- Boynik Location within Bulgaria
- Coordinates: 41°36′00″N 25°41′00″E﻿ / ﻿41.6000°N 25.6833°E
- Country: Bulgaria
- Province: Kardzhali Province
- Municipality: Krumovgrad
- Time zone: UTC+2 (EET)
- • Summer (DST): UTC+3 (EEST)

= Boynik =

Boynik is a village in Krumovgrad Municipality, Kardzhali Province, southern Bulgaria. Every year, the village hosts a "Fellow Countryman Gathering," a tradition that has been celebrated for 32 years.

Boynik Point in Antarctica is named after the village.

==Landmarks==
Roughly 2 km northwest of Boynik village, on a rocky slope north of the peak known as Pandak Khaya, lies the Thracian fortress. The site is only accessible from the south due to steep cliffs on the other sides. The fortress wall, preserved under a 4.5-meter embankment, is estimated to be 2.5 to 3 meters wide, with a tower situated in the middle.

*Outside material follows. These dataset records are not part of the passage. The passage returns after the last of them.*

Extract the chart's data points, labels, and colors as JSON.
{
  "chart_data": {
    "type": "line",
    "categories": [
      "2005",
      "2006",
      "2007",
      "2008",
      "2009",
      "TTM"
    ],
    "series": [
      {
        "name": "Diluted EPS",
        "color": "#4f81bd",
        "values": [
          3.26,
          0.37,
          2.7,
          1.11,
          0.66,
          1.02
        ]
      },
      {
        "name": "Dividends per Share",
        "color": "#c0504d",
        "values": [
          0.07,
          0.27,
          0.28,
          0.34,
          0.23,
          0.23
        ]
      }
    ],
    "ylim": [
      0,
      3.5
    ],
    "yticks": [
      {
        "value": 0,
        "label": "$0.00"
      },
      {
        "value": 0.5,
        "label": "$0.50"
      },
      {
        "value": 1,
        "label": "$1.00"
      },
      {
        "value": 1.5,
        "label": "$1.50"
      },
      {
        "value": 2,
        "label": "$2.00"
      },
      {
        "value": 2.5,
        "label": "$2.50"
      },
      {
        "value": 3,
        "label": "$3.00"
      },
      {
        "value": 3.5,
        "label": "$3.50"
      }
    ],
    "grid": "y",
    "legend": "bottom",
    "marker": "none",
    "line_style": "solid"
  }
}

Not far from the fortress, the Valchi Dol reserve is another notable attraction. This reserve features 15 plant species listed in the Red Book of Bulgaria and hosts 23 raptor species, including 21 that are also listed in the Red Book. Endangered birds like the Imperial Eagle and the Black Vulture are found here, according to BirdLife International. The reserve is also home to a variety of reptiles and mammals, such as hinds, wild boars, and wolves.